The team will head to Baltimore Thursday-Sunday for regional competition.

 

It's NOT all about the robots.

It's about business, fund-raising, mentoring and being mentored.

It's about community involvement.

South River High School's varsity robotic's team, which includes students in 10th - 12th grades, will compete against 60 teams from around the world in Baltimore this weekend.

"The actual robot competition is a small part of what this team does and is," said Ryan Sackett, the team's faculty sponsor.

The school's robotics program is about "gracious professionalism," said Daniel Marker, the team's mechanism mentor.

It's also about dedication to support the project.

The team members in the fall held a variety of interactive community fundraisers including a car wash at the Edgewater Kmart.

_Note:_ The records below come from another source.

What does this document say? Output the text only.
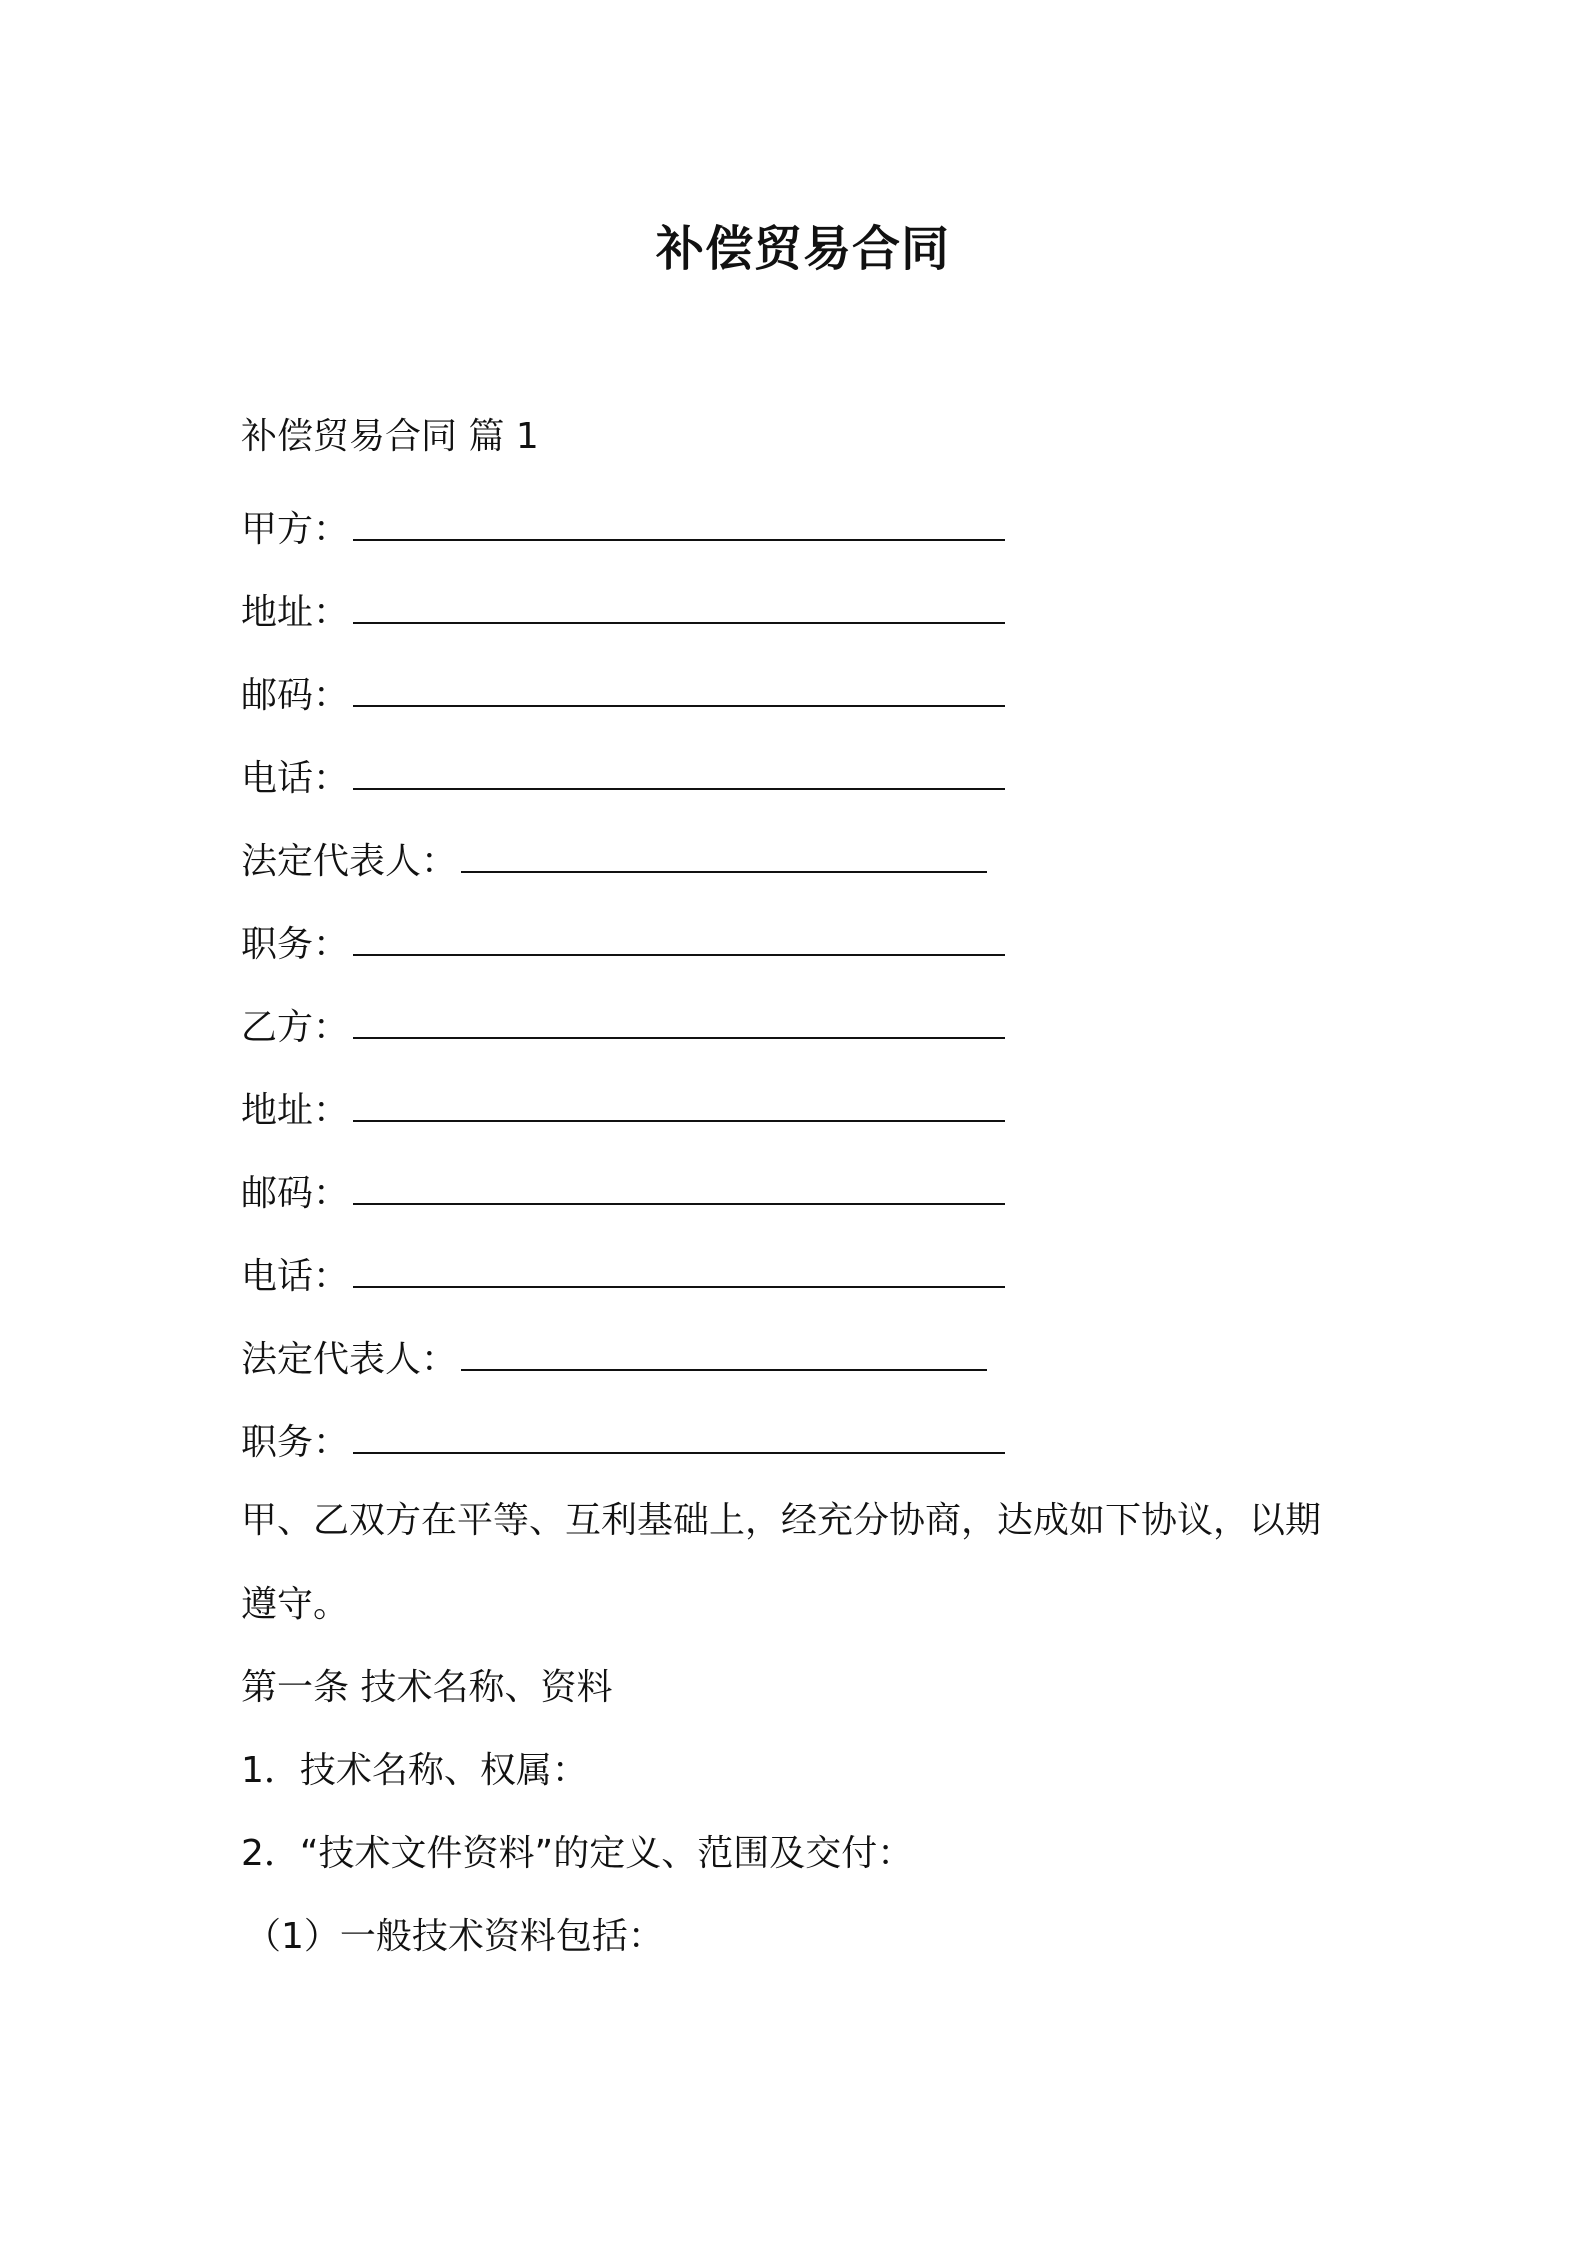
补偿贸易合同
补偿贸易合同 篇 1
甲方：
地址：
邮码：
电话：
法定代表人：
职务：
乙方：
地址：
邮码：
电话：
法定代表人：
职务：
甲、乙双方在平等、互利基础上，经充分协商，达成如下协议，以期
遵守。
第一条 技术名称、资料
1．技术名称、权属：
2．“技术文件资料”的定义、范围及交付：
（1）一般技术资料包括：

They sold raffle tickets for a Safeway gift card, made duct tape flowers to sell at the Crofton Craft Fair in April and collected donations from homeowners that displayed plastic pink lawn flamingos.

The team recently demonstrated its engineering prowess at the Homestead Gardens Fall Festival, Anne Arundel County Leadership Council and offices of local defense contractor SAIC.

In December, the team organized and hosted a First Lego League tournament at South River High School to mentor elementary and middle school students. The event motivated the future engineers to be creative beyond the use of circuits and screws. 

The high school's robot build process for the upcoming Baltimore competition began in early January. Teams were given six weeks to design the perfect robot to send to Baltimore by February 22.

Afterward, it was time to prepare mentally for the competition by working with a practice robot.

South River's robotics team at the Baltimore competition will perform in 10 to 12 matches—including practice and qualifying rounds—and scout the competition along the way.

But these team members don't want to just win the competition. They're aiming higher.

Matthew Parangot, public relations and programming captain of the Build Team, wants to bring home the Chairman's Award, a symbol of overall excellence that a team must work very hard to earn.

If South River wins that or the competition, they'll head to the national championship in St. Louis April 27 - 30.